Bounded cohomology is a relatively young theory introduced by Gromov in 1982. It differs from ordinary singular or group cohomology in that instead of considering arbitrary cochains, one restricts to cochains which have finite supremum norm. As a result, bounded cohomology behaves very differently from ordinary cohomology. A fundamental difference is that the bounded cohomology of a (reasonable) topological space is isomorphic to the bounded cohomology of its fundamental group. As a consequence, topological problems translate into questions about the fundamental group, such as understanding its space of representations.

In this subject, one topological invariant of particular interest for its connections with geometry is the simplicial volume of closed oriented manifolds. For example, for Riemannian manifolds, it is proportional to the volume by a constant depending only on the universal covering, a phenomenon which is familiar from Hirzebruch's proportionality principle. In particular, it follows at once that the volume of Riemannian manifolds is a topological invariant.

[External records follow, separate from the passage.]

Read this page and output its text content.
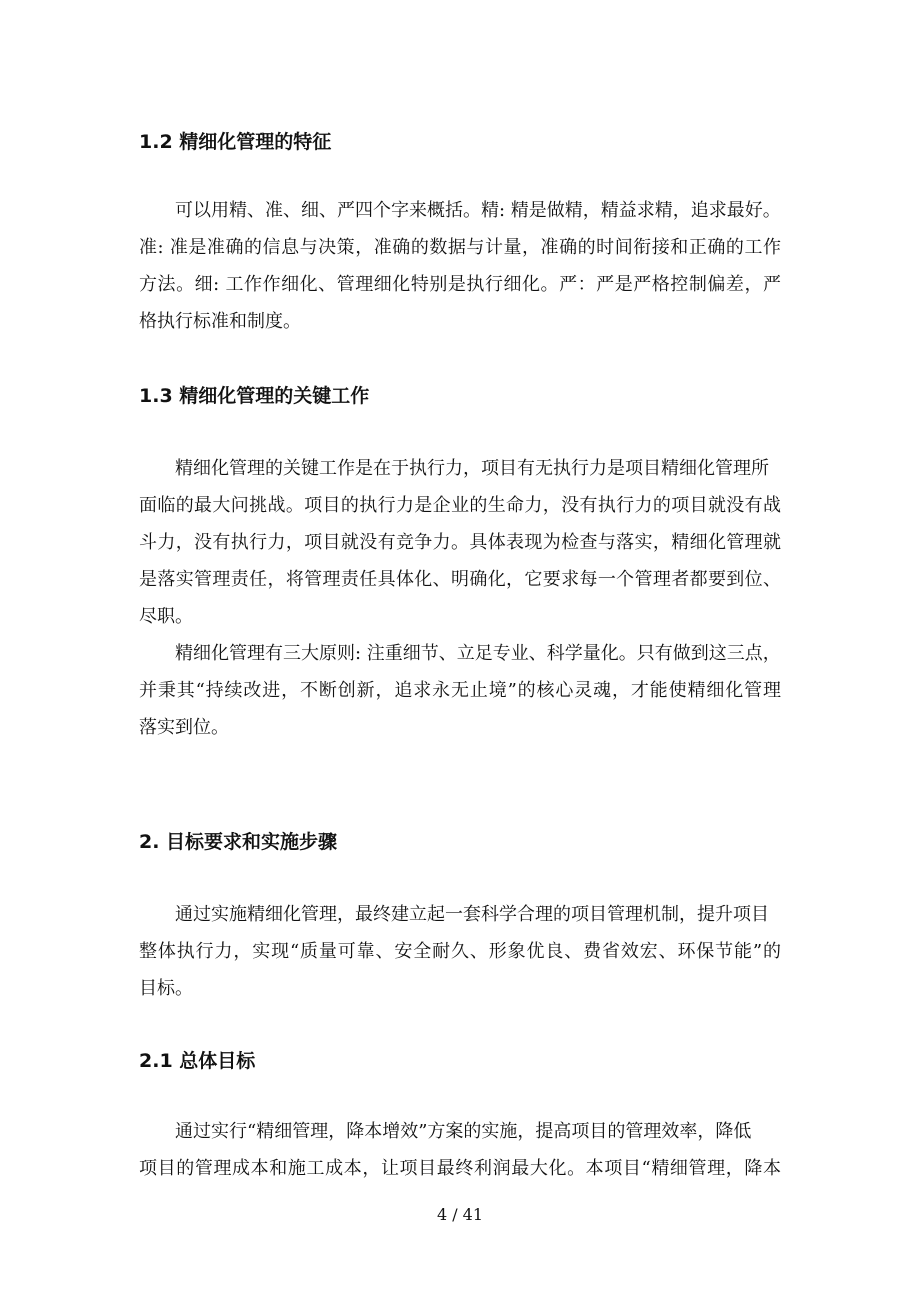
1.2 精细化管理的特征
可以用精、准、细、严四个字来概括。精: 精是做精，精益求精，追求最好。
准: 准是准确的信息与决策，准确的数据与计量，准确的时间衔接和正确的工作
方法。细: 工作作细化、管理细化特别是执行细化。严：严是严格控制偏差，严
格执行标准和制度。
1.3 精细化管理的关键工作
精细化管理的关键工作是在于执行力，项目有无执行力是项目精细化管理所
面临的最大问挑战。项目的执行力是企业的生命力，没有执行力的项目就没有战
斗力，没有执行力，项目就没有竞争力。具体表现为检查与落实，精细化管理就
是落实管理责任，将管理责任具体化、明确化，它要求每一个管理者都要到位、
尽职。
精细化管理有三大原则: 注重细节、立足专业、科学量化。只有做到这三点，
并秉其“持续改进，不断创新，追求永无止境”的核心灵魂，才能使精细化管理
落实到位。
2. 目标要求和实施步骤
通过实施精细化管理，最终建立起一套科学合理的项目管理机制，提升项目
整体执行力，实现“质量可靠、安全耐久、形象优良、费省效宏、环保节能”的
目标。
2.1 总体目标
通过实行“精细管理，降本增效”方案的实施，提高项目的管理效率，降低
项目的管理成本和施工成本，让项目最终利润最大化。本项目“精细管理，降本
4 / 41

In general, simplicial volume computations, and a fortiori the determination of bounded cohomology groups, are very difficult. However, one instance where much can be said is for hyperbolic manifolds. Therefore, in this minicourse, after giving the first definitions and examples, I will concentrate on powerful applications of the theory to hyperbolic geometry. In particular I will discuss Milnor-Wood inequalities and nonexistence of affine structures on hyperbolic surfaces and products of hyperbolic surfaces, the proportionality principle for the simplicial volume for hyperbolic manifolds, and a simple geometric proof due to Gromov of Mostow's Rigidity Theorem for hyperbolic manifolds of dimension greater or equal than 3.